I would want to see it more grounded too, but maybe not quite to the extent that you’re asking for.
From what I understand, it does get more realistic and ‘adult’ in later volumes, no?
By: James17930 on February 18, 2008
at 11:43 pm
I may have been relying on the ancient humourist’s tool of exaggeration just a bit there in my list of wants.
But as for later volumes, the most my worn memory will allow me commit to is a heartfelt “sorta” and/or “sometimes.”

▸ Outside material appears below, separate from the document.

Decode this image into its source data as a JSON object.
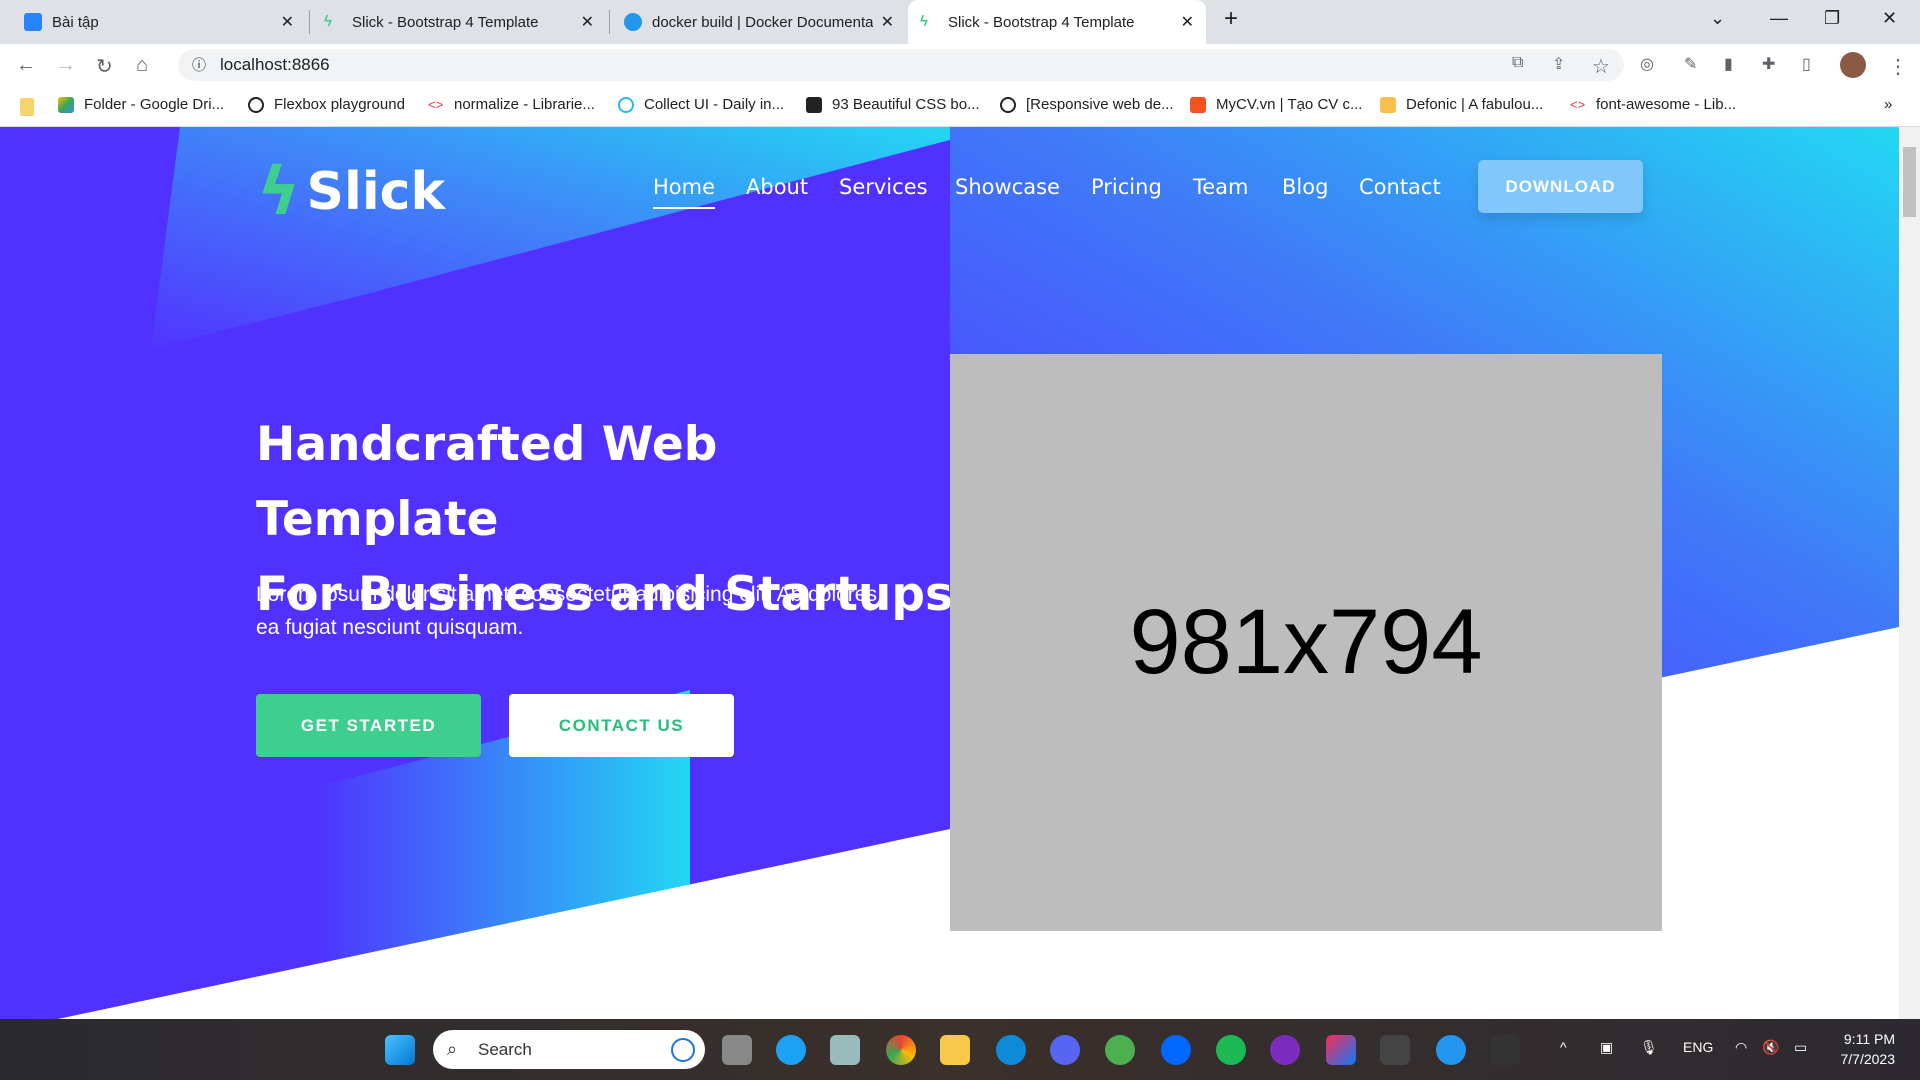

By: Beal on February 19, 2008
at 12:49 am
You were exaggerating? No.
By: James17930 on February 19, 2008
at 12:00 pm
No. NO!!
By: James17930 on February 19, 2008
at 12:04 pm
i had eastman and laird’s issue no. 10. i remember it was great because it was so much more menacing than the turtles i knew from hanging out on saturday mornings with tony the tiger. i got it when my uncle died. then my brother took it to school and someone stole it or he sold it for cigarettes or something.
By: jamie on February 20, 2008
at 4:00 pm
Number 10, huh? Now I’m curious. Well, I could look ahead in my collection to remind myself which one number 10 was. But thus far I haven’t allowed myself to read past where I’ve posted about. What are the ethics on that kind of thing?
10’s not that far away; I can hold out.